The 2005 Census had revealed that 53,136 residential units in Malta were vacant. This was an increase of 17,413 units over the 35,723 vacant residential units identified during the 1995 Census. Faced with an increase of over 48 per cent in 10 years, a responsible government would have contained the development boundaries as existing supply can satisfy the demand for residential accommodation for many years to come.
In 2006, just nine months after the 2005 Census, the Nationalist Party-led Government defied common sense and, instead of applying the brakes, it further increased the possibilities for building development through three specific decisions. Through the rationalisation process, the PN-led Government extended the boundaries of development in all localities. Then it facilitated the construction of penthouses by relaxing the applicable conditions. If this were not enough, it increased the height limitations in various localities, intensifying development in existing built-up areas.
As a result of increasing the permissible heights, sunlight was blocked off low-lying residential buildings in the affected areas.
These residences were using sunlight to heat water through solar water heaters or to generate electricity through photovoltaic panels installed on their rooftops.
They can now discard their investments in alternative energy thanks to the PN-led Government’s land use policies!
The result of these myopic land use planning policies further increased the number of vacant properties, which is estimated as being in excess of 70,000 vacant residential units. (Mepa chairman Austin Walker, in an interview in June 2010, had referred to an estimated 76,000 vacant residential properties.)
The estimated total of vacant residential properties is equivalent to nine times the size of the residential area of Birkirkara, the largest locality in Malta, which, in 2005, had 7,613 residential units.
These ghost towns over the years have gobbled up resources to develop or upgrade an infrastructure that is underutilised. Spread all over the Maltese islands, these ghost towns have required new roads, extending the drainage system, extending the utility networks and street lighting as well as various other services provided by local councils.
The funds channelled to service ghost towns could have been better utilised to upgrade the infrastructure in the existing localities over the years.
The above justifies calls for an urgent revision of development boundaries through a reversal of the 2006 rationalisation exercise where land included for development in 2006 is still uncommitted.
Similarly, the relaxation of height limitations and the facilitated possibility to construct penthouses should be reversed forthwith.
All this is clearly in conflict with the efforts being made by the Government itself, assisted with EU funds, to increase the uptake of solar water heaters and photovoltaic panels.
I am aware of specific cases where decisions to install photovoltaic panels have had to be reversed as a result of the development permitted on adjacent property subsequent to the 2006 height relaxation decisions.
In its electoral manifesto for the forthcoming election, AD, the Green party, will be proposing a moratorium on large-scale development in addition to the reversal of the above policies as it is unacceptable that the construction industry keeps gobbling up land and, as a result, adding to the stock of vacant property.
The market has been unable to deal with the situation and, consequently, the matter has to be dealt by a government that is capable of taking tough decisions in the national interest.
Neither the PN nor the Labour Party are capable of taking such decisions as it has been proven time and again that both of them are hostages to the construction industry.
The slowdown of the activities of the construction industry is the appropriate time to consider the parameters of its required restructuring.
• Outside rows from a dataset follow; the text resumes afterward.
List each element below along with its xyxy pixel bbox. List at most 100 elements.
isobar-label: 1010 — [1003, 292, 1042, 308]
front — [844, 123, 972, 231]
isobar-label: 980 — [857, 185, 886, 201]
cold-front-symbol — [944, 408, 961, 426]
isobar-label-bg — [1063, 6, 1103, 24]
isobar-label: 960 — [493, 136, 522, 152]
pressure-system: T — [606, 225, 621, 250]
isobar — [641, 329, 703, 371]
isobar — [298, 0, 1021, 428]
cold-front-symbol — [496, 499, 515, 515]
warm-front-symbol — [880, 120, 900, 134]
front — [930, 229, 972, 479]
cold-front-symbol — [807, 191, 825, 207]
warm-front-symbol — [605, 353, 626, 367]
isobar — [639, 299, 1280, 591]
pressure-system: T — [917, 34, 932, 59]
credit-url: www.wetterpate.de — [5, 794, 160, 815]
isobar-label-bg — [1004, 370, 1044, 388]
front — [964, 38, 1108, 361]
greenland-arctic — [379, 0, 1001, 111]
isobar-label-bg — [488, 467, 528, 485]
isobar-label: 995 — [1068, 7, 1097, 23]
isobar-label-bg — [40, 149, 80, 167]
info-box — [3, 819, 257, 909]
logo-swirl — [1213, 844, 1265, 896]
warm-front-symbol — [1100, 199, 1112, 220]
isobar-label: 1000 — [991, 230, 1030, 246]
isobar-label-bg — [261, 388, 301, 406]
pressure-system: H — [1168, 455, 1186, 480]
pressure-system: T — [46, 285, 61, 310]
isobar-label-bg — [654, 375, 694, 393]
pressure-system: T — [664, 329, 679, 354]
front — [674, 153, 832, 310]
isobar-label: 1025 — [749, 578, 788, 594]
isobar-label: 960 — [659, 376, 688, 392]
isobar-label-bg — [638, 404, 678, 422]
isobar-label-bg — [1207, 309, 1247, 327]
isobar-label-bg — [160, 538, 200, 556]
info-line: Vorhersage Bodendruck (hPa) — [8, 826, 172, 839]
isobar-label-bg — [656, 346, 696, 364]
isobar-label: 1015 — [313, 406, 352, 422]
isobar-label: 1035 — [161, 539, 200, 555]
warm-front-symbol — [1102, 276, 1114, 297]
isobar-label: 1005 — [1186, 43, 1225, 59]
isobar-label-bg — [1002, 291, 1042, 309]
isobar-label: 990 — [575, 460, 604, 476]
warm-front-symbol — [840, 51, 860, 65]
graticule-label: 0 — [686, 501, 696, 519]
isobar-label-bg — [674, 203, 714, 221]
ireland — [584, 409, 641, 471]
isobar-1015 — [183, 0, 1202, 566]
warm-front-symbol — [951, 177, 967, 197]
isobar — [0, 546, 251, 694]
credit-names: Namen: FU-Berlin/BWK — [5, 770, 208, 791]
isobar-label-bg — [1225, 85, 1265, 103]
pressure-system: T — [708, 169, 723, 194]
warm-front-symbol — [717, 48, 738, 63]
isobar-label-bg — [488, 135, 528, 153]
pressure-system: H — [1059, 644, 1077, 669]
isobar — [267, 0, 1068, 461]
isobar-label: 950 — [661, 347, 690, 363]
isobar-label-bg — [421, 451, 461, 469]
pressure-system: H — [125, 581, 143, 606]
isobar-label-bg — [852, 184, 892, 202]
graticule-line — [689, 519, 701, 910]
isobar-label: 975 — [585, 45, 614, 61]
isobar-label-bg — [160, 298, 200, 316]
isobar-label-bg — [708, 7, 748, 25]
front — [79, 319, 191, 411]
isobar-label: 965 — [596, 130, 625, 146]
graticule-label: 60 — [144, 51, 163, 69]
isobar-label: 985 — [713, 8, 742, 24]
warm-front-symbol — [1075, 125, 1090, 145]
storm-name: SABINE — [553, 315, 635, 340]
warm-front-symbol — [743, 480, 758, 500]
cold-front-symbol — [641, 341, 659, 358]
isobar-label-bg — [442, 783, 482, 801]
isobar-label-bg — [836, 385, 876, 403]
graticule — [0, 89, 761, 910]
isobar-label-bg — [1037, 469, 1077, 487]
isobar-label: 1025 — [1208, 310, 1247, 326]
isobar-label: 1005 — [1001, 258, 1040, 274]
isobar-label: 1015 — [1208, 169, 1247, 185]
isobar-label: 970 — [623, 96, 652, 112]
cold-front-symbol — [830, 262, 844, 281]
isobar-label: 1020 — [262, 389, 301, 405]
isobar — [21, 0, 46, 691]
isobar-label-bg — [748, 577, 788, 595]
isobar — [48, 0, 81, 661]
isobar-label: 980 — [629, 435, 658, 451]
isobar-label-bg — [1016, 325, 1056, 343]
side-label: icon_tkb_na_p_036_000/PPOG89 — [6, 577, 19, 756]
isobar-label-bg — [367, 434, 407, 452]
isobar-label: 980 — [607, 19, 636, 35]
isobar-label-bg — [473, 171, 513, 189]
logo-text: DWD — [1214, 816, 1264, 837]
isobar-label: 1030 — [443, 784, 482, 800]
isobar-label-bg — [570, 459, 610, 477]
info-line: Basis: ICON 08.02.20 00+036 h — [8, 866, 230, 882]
It is clear that the construction industry has to be aided by the State to retrain its employees in those areas of operation where lack of skills exist.
There are three such areas: traditional building trades, road construction and maintenance as well as marine engineering.
Traditional building skills are required primarily to facilitate rehabilitation works of our village cores and to properly maintain our historical heritage. Our roads require more properly-trained personnel so that standards of road construction and maintenance are improved and works carried out in time. Our ports and coastal defences require a well-planned maintenance programme and various other adaptation works as a result of the anticipated sea-level variations caused by climate change.
The construction industry employs about 11,000 persons. It is imperative that its restructuring is taken in hand immediately.
In addition to halting more environmental damage, a long overdue restructuring will also serve to mitigate the social impacts of the slowdown on the families of its employees through retraining for alternative jobs both in the construction industry itself and elsewhere.
The so-called ‘social policy’ of the PN and the PL have neglected these families for years on end.